Functional Identification of Master Regulators of Prostate Cancer Metastasis through Crispr/Cas9 Screening

Objective and rationale: New strategies for the treatment of advanced prostate cancer are urgently needed. When the tumor is confined to the prostate, the disease is now essentially curable. However, when it spreads to organs such as bone, liver, or lung, this process, called metastasis, accounts for more than 90% of prostate cancer deaths. Strikingly, however, very little is known about the genes that actually drive this process. We call these genes 'master regulators of metastasis,' and it is our goal to first identify them, and then to evaluate which of them can be blocked to prevent metastatic growth. In this way, my study will provide the rationale for designing new therapeutic drugs against the most deadly aspect of prostate cancer: metastasis.

Career goals, training and mentoring plan: I have a strong desire to pursue a career in prostate cancer research devoted to understanding the most profound aspects of this disease and how this knowledge may be effectively translated to harness new and better therapies that improve patient care. For my postdoctoral training, I have chosen the laboratory led by Cory Abate-Shen, a leader in mouse models of prostate cancer, who has studied this disease for more than 20 years and has ample experience in mentoring postdoctoral students. The laboratory is located at Columbia University Medical Center, one of the top universities in the country, has strong collaborations with other research groups, and is an ideal place for me to obtain the necessary training to launch my career in prostate cancer research. Our laboratory has recently developed two important and cutting-edge tools that will be instrumental for me to carry out this ambitious research proposal. First, the generation of specialized computer programs that enable the identification of the responsible genes of metastasis. Second, a unique mouse model that always produces metastases, something very important since the lack of suitable models with which to study metastasis has been one of the main reasons for its current lack of understanding. With these unique specialized resources of our laboratory, I am finally in a position to experimentally test which of these genes can be inhibited to prevent metastasis from occurring. Moreover, our computational analyses will guarantee that the knowledge gained in mouse models may be applied to human cancer.

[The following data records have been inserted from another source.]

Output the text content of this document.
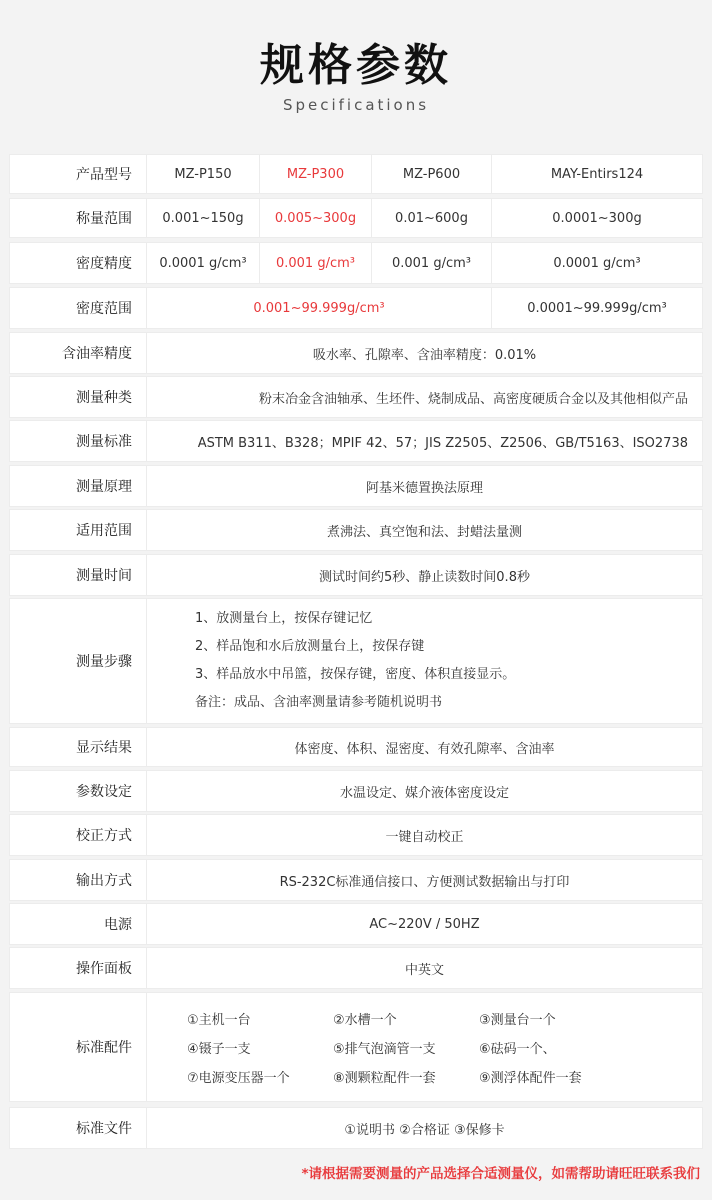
规格参数
Specifications
产品型号	MZ-P150	MZ-P300	MZ-P600	MAY-Entirs124
称量范围	0.001~150g	0.005~300g	0.01~600g	0.0001~300g
密度精度	0.0001 g/cm³	0.001 g/cm³	0.001 g/cm³	0.0001 g/cm³
密度范围	0.001~99.999g/cm³	0.0001~99.999g/cm³
含油率精度	吸水率、孔隙率、含油率精度：0.01%
测量种类	粉末冶金含油轴承、生坯件、烧制成品、高密度硬质合金以及其他相似产品
测量标准	ASTM B311、B328；MPIF 42、57；JIS Z2505、Z2506、GB/T5163、ISO2738
测量原理	阿基米德置换法原理
适用范围	煮沸法、真空饱和法、封蜡法量测
测量时间	测试时间约5秒、静止读数时间0.8秒
测量步骤
1、放测量台上，按保存键记忆
2、样品饱和水后放测量台上，按保存键
3、样品放水中吊篮，按保存键，密度、体积直接显示。
备注：成品、含油率测量请参考随机说明书
显示结果	体密度、体积、湿密度、有效孔隙率、含油率
参数设定	水温设定、媒介液体密度设定
校正方式	一键自动校正
输出方式	RS-232C标准通信接口、方便测试数据输出与打印
电源	AC~220V / 50HZ
操作面板	中英文
标准配件
①主机一台	②水槽一个	③测量台一个
④镊子一支	⑤排气泡滴管一支	⑥砝码一个、
⑦电源变压器一个	⑧测颗粒配件一套	⑨测浮体配件一套
标准文件	①说明书 ②合格证 ③保修卡
*请根据需要测量的产品选择合适测量仪，如需帮助请旺旺联系我们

Ultimate applicability: The identified 'master regulators of metastasis' will be excellent candidates for future studies to develop therapeutic strategies against them. This means that our studies will identify against which genes future drugs should be aimed to inhibit metastatic growth. Given that metastasis is the ultimate cause of death from prostate cancer, we expect these studies to contribute towards eradicating this deadly facet of the disease. Patients with aggressive disease that are expected to develop metastasis may benefit from future therapies directed against the genes discovered in this project and be spared from metastatic spread. Targeting some of these genes may also inhibit the growth of already established metastases. We will also study if the expression of these genes in localized tumors may predict the occurrence of metastasis, and in that case, this may lead to earlier identification of aggressive disease.

Contributions to advance prostate cancer research: We expect that specifically targeting the metastatic cascade will provide a fundamentally different therapeutic strategy than that of present-day therapies and therefore provide new tools to combat this deadly disease. We will also contribute to the knowledge of the genes that are responsible for metastasis, as well as the overall understanding of aggressive prostate cancer. Therefore, this project will provide much needed tools to improve therapeutic outcomes in prostate cancer.